Senate Republicans are in the middle of a heated healthcare battle, just one item on their docket of unfinished business. Lawmakers need to secure funding for U.S. troops by finalizing the defense authorization act. Republicans and Democrats also need to find a compromise on how to appropriate federal funds for 2018 before the fiscal year ends Sept. 30. The U.S. Treasury has been using special accounting measures to borrow enough money to avoid default. The current debt limit is set at $19.81 trillion, but the Congressional Budget Office predicts by mid-October the Treasury risks defaulting on some of its payments unless Congress raises the debt ceiling.

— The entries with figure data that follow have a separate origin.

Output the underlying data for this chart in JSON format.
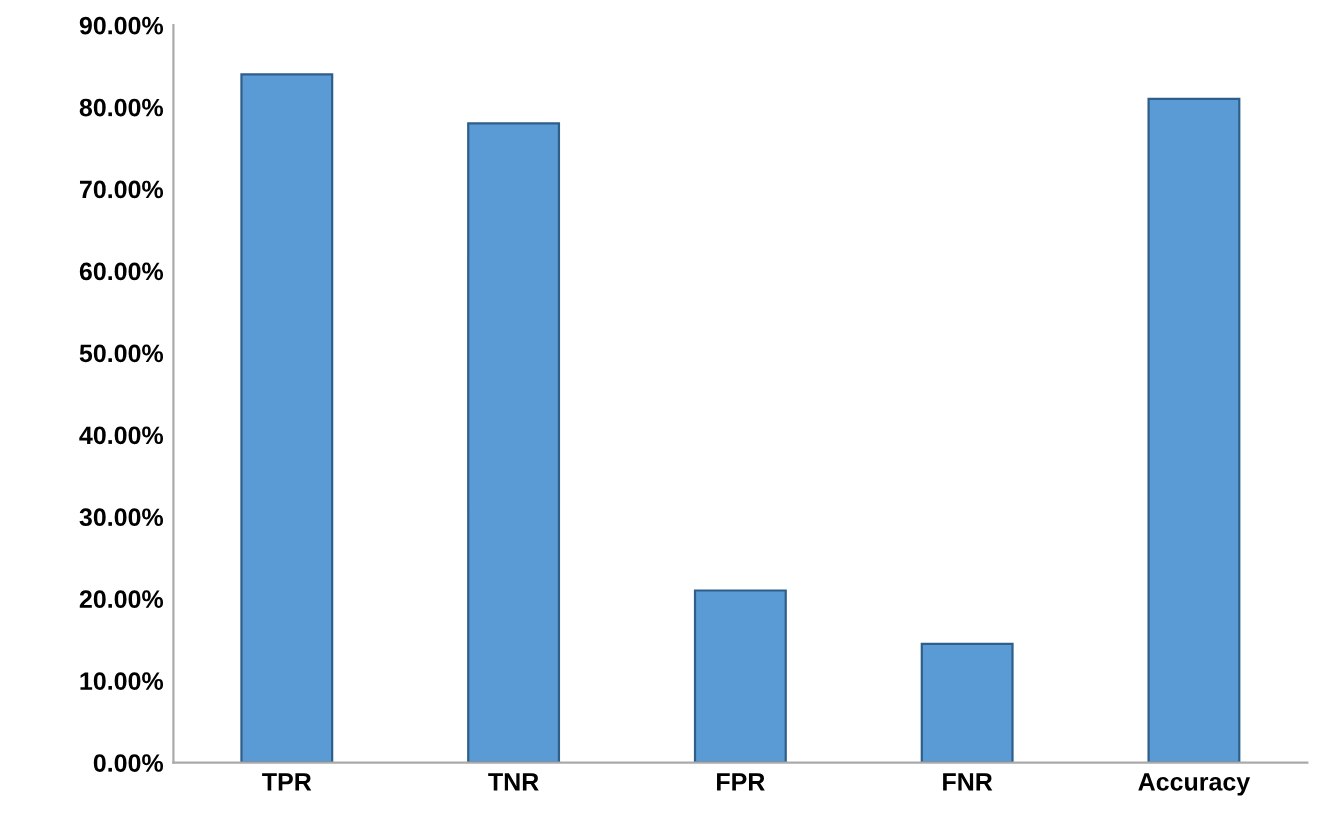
{
  "chart_data": {
    "type": "bar",
    "categories": [
      "TPR",
      "TNR",
      "FPR",
      "FNR",
      "Accuracy"
    ],
    "values": [
      84,
      78,
      21,
      14.5,
      81
    ],
    "color": "#5b9bd5",
    "ylim": [
      0,
      90
    ],
    "yticks": [
      {
        "value": 0,
        "label": "0.00%"
      },
      {
        "value": 10,
        "label": "10.00%"
      },
      {
        "value": 20,
        "label": "20.00%"
      },
      {
        "value": 30,
        "label": "30.00%"
      },
      {
        "value": 40,
        "label": "40.00%"
      },
      {
        "value": 50,
        "label": "50.00%"
      },
      {
        "value": 60,
        "label": "60.00%"
      },
      {
        "value": 70,
        "label": "70.00%"
      },
      {
        "value": 80,
        "label": "80.00%"
      },
      {
        "value": 90,
        "label": "90.00%"
      }
    ],
    "grid": false,
    "legend": false
  }
}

“Whether you are on the left end of the political spectrum, on the right end, or somewhere in between, it’s difficult to dispute the fact that there’s a lot that needs to be done,” said Sen. Mike Lee, R-Utah.
These are all obligatory, which means Congress has little time to pursue the legislative items President Donald Trump championed on the campaign trail—healthcare, tax reform, rebuilding U.S. infrastructure. Republicans have yet to deliver on a single major legislative victory more than six months into Trump’s presidency.
Trump blames the slow pace on Democrats obstructing everything—and he has a point, especially when it comes to appointments.
The Senate is responsible for confirming hundreds of political appointments to fill executive branch desks. So far, the Senate has confirmed just 48 of Trump’s 197 nominations for federal agencies and only three of his 23 judicial nominations.
Most of the time, for less controversial appointments, the Senate allows members to confirm nominees by a voice vote to save time. But just 10 percent of Trump’s nominations have passed the Senate with a voice vote, while 90 percent of President Barack Obama’s nominees cleared that way. Senate Minority Leader Chuck Schumer, D-N.Y., has demanded to call roll, even for undisputed appointments. The Senate confirmed David Nye as an Idaho federal court judge by a vote of 100-0 on Wednesday after Schumer stalled the process for three days.
“At the current rate, it would take 11 years and four months to confirm the nominees that have to be confirmed by the Senate,” said Sen. Roy Blount, R-Mo. “It is unacceptable and outrageous. Something has to change.”
Shortening the August recess is good messaging for Republicans who want to appear productive, especially in fulfilling Trump’s campaign promises, but it’s hard to imagine an extra two weeks will catch them up.